# MA6J0 Advanced Real Analysis

**Lecturer: Prof. Filip Rindler**

**Term(s):** Term 2

**Commitment:** 30 lectures

**Assessment:** Oral exam

**Formal registration prerequisites: **None

**Assumed knowledge:**

- MA3G7 Functional Analysis I: Banach spaces, Lebesgue spaces, dual spaces, linear operators.
- MA359 Measure Theory: General measures, Lebesgue measure & integral, properties of Lebesgue integral, convergence theorems.

**Useful background:**

- MA3G8 Functional Analysis II: More familiarity with Banach spaces and their main theorems.
- MA633 Fourier Analysis: Fourier transform & its properties.

**Synergies:**

- MA6A2 Advanced PDEs: Applications & motivation and graduate courses in Analysis.

**Content**: The module builds upon modules from the second and third year like MA222 Metric Spaces, MA359 Measure Theory and MA3G7 Functional Analysis I to present the fundamental tools in Harmonic Analysis and some applications, primarily in Partial Differential Equations. Some of the main aims include:

- Setting up a rigorous calculus of rough objects, such as distributions.
- Studying the boundedness of singular integrals and their applications.
- Understanding the scaling properties of inequalities.
- Defining Sobolev spaces using the Fourier Transform and the connections between the decay of the Fourier Transform and the regularity of functions.

**Outline**:

- Distributions on Euclidean space.
- Tempered distributions and Fourier transforms.
- Singular integral operators and Calderon-Zygmund theory.
- Theory of Fourier multipliers.
- Littlewood-Paley theory.

**Books**:

- Friedlander, G. and Joshi, M. : *Introduction to the Theory of Distributions,* 2nd edition, Cambridge University Press, 1998.

- Duoandikoetxea, J. : *Fourier Analysis - American Mathematical Society*, Graduate Studies in Mathematics, 2001.

- Muscalu C. and Schlag, W. : *Classical and Multilinear Harmonic Analysis*, Cambridge Studies in advanced Mathematics, 2013.
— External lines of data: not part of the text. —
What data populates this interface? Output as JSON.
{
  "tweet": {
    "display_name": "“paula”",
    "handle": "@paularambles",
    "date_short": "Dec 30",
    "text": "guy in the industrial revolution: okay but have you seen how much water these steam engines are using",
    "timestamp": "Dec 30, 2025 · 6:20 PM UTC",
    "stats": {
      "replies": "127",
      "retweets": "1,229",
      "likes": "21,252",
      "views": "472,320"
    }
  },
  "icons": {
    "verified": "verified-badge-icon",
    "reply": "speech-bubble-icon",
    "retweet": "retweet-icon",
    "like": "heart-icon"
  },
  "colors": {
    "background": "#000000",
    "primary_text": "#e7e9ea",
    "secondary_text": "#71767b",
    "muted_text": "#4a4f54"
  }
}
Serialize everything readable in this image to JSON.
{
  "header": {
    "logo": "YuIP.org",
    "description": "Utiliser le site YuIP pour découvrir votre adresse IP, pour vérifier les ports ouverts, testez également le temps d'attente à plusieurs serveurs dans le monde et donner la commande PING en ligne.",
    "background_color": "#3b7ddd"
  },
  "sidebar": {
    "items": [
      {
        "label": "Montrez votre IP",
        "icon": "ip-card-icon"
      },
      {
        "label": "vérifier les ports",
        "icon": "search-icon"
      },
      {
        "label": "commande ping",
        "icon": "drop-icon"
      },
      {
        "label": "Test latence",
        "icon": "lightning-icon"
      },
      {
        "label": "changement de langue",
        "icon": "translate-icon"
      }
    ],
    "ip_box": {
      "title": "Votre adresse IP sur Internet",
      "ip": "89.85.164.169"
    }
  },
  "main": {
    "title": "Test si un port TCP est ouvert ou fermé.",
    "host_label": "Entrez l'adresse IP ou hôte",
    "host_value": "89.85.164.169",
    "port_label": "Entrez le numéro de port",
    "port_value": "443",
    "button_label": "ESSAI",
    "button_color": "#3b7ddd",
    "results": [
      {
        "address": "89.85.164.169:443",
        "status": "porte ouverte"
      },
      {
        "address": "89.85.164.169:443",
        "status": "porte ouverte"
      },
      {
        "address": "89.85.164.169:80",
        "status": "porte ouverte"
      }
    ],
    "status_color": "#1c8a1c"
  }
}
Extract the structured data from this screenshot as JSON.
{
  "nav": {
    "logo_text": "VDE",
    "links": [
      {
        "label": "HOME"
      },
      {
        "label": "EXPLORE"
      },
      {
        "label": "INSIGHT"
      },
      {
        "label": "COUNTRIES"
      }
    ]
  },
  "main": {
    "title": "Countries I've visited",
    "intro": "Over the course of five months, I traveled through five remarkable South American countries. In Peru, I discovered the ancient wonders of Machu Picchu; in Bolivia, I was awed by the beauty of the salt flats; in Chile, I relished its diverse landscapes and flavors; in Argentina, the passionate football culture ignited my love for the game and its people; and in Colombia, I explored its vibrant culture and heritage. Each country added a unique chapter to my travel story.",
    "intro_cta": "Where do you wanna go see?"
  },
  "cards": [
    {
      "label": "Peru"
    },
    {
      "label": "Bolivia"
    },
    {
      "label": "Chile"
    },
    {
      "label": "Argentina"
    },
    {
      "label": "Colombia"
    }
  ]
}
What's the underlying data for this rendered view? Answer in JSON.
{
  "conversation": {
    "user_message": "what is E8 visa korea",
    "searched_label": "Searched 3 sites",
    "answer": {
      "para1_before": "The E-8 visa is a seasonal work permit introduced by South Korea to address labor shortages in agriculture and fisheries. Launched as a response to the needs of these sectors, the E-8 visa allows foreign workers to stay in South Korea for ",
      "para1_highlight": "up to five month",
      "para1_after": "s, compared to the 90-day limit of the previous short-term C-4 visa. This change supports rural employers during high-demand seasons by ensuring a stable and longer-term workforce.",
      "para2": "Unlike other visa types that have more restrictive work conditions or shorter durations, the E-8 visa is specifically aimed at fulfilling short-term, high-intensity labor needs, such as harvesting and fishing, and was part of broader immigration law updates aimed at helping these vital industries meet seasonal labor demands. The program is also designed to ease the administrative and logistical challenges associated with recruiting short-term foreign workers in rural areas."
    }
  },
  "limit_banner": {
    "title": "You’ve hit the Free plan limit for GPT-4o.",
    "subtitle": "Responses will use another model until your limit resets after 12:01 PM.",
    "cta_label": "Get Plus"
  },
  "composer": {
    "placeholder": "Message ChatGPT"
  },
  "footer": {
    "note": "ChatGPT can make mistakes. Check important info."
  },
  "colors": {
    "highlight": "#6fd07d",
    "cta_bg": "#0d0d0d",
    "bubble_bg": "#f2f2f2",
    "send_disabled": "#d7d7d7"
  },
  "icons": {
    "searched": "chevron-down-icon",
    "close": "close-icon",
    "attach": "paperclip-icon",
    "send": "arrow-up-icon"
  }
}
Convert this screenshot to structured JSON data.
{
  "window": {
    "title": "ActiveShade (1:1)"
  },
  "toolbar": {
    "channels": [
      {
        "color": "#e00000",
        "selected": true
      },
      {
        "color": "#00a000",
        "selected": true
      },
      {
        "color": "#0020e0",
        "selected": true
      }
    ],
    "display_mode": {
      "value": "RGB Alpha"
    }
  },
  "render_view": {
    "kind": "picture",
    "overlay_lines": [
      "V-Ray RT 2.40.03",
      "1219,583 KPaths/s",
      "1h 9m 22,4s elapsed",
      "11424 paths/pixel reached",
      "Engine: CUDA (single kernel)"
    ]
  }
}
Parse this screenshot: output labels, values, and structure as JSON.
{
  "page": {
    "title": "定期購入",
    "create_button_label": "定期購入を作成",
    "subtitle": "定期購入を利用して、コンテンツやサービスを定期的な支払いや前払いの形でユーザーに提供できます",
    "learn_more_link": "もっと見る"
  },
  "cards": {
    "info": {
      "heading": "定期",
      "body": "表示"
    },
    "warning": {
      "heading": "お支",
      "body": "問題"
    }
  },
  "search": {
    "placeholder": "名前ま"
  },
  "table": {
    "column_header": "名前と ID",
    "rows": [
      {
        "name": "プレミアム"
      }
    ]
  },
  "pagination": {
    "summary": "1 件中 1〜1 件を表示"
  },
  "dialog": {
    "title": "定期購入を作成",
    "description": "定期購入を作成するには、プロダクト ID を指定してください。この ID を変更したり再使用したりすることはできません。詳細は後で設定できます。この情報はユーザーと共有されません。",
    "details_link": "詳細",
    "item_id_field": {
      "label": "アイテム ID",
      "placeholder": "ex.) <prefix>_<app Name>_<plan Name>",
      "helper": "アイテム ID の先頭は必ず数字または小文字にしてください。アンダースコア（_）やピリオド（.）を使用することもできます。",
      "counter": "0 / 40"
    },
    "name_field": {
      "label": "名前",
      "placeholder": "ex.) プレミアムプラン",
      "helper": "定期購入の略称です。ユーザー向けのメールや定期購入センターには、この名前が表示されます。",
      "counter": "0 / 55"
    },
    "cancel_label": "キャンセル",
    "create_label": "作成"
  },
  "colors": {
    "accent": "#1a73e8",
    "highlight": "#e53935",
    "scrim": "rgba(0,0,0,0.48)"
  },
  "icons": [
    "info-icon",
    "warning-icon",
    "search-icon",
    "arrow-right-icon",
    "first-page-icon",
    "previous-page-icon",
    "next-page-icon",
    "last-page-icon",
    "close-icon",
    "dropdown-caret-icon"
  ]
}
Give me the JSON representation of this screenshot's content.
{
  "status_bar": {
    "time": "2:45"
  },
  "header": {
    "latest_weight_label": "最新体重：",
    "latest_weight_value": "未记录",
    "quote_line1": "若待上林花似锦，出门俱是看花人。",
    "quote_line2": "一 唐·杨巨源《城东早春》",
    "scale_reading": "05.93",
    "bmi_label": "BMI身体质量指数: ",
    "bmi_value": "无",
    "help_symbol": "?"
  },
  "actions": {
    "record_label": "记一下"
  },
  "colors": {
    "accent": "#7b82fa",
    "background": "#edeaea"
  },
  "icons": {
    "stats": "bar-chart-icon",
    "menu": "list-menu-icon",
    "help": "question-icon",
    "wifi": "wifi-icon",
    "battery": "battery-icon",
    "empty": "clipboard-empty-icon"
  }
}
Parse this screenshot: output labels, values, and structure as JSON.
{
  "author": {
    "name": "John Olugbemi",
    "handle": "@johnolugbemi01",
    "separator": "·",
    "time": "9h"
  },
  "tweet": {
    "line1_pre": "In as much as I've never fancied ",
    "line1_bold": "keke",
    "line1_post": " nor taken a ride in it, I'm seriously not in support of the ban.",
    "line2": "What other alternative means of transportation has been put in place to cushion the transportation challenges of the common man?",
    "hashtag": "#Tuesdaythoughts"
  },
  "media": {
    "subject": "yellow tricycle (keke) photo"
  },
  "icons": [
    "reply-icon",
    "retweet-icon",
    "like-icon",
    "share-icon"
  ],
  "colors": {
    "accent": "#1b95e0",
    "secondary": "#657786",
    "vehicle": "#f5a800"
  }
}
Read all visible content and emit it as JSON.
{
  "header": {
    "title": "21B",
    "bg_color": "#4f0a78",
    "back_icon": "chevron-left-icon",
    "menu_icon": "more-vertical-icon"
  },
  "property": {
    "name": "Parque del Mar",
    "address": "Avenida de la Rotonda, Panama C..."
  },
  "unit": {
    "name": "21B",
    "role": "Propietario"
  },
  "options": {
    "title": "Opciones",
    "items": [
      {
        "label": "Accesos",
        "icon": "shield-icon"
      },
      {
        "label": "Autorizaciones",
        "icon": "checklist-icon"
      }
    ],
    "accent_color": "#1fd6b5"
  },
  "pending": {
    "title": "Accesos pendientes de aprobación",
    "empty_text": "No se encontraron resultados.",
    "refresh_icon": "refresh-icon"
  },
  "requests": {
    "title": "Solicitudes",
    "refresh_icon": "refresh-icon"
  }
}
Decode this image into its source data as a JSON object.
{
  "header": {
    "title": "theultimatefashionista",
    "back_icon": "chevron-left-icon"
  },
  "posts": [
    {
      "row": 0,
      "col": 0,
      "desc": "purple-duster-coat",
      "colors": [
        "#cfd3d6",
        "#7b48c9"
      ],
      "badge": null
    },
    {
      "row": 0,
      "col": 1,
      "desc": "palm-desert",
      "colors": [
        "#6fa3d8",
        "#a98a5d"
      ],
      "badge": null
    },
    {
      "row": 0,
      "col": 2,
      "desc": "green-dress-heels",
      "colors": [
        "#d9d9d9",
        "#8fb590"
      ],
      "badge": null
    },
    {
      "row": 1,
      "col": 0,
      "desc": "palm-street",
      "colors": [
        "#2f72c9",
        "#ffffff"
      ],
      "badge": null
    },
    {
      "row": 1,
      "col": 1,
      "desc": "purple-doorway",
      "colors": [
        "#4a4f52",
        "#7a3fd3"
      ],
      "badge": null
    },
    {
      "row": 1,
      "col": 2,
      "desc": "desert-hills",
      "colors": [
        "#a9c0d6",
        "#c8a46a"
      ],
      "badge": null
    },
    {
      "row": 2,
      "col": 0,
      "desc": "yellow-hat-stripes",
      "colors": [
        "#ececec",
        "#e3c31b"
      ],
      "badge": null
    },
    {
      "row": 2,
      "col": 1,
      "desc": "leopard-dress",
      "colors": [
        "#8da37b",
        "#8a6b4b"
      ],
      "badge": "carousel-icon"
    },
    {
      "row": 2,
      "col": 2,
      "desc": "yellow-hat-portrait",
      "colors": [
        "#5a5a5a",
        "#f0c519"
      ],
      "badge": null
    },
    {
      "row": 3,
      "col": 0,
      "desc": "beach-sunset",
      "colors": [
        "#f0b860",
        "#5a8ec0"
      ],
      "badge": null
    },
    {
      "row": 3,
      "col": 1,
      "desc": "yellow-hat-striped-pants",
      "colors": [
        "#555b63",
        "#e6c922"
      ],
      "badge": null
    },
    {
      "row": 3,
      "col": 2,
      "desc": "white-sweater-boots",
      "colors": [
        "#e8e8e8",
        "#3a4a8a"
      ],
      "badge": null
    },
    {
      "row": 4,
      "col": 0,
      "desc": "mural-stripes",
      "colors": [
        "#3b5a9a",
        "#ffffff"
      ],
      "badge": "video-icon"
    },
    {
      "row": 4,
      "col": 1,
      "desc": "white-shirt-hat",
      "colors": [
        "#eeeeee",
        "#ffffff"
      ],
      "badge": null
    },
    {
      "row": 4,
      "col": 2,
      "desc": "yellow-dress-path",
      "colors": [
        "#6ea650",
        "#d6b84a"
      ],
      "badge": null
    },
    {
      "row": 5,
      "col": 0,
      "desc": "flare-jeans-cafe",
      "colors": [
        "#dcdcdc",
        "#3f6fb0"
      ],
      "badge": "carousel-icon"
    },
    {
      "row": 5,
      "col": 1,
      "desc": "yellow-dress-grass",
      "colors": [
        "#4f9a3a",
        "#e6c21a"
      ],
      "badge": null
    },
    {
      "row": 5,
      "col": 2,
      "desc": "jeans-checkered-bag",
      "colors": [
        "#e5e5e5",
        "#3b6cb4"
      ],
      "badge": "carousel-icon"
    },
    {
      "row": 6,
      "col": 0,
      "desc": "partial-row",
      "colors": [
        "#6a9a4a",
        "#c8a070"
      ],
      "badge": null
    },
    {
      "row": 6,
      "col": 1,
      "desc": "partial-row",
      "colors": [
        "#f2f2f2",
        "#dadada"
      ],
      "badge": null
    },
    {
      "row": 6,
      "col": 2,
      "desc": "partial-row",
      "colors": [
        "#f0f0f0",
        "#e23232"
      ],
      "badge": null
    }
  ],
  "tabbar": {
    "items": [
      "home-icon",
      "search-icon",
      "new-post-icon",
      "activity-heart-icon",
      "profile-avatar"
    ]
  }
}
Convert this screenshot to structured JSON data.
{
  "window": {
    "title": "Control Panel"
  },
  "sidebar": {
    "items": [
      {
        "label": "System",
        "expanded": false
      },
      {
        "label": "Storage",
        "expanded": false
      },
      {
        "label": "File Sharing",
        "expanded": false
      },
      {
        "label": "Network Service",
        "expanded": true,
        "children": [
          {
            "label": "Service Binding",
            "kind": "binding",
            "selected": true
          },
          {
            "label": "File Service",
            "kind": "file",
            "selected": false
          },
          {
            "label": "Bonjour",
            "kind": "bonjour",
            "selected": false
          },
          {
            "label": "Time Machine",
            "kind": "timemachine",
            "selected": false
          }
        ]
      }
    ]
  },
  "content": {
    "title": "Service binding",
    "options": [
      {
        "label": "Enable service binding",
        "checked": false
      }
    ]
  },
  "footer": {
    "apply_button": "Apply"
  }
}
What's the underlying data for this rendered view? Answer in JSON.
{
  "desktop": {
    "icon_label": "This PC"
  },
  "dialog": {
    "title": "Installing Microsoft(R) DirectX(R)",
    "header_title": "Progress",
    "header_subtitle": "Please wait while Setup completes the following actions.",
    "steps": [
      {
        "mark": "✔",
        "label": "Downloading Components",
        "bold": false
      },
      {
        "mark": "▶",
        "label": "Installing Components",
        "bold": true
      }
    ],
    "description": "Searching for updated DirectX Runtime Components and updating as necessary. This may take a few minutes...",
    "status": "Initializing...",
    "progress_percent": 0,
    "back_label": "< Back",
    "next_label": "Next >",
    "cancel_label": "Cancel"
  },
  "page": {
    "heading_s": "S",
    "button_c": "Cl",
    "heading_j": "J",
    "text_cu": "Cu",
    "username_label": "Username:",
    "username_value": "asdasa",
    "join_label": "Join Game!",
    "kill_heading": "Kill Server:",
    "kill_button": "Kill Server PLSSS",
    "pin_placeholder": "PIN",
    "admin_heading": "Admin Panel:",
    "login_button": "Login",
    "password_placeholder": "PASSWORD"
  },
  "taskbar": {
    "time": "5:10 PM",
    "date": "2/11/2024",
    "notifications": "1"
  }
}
- Folland, G. *Real Analysis: Modern Techniques and their Applications*, Wiley 1999.

- Grafakos, L. : *Classical Fourier Analysis* - Springer 2008.

- Grafakos, L.: *Modern Fourier Analysis* - Springer 2008.

- Stein, E.M.: *Singular Integrals and Differentiability Properties of Functions and Differentiability Properties of Functions* - Princeton University Press, 1970.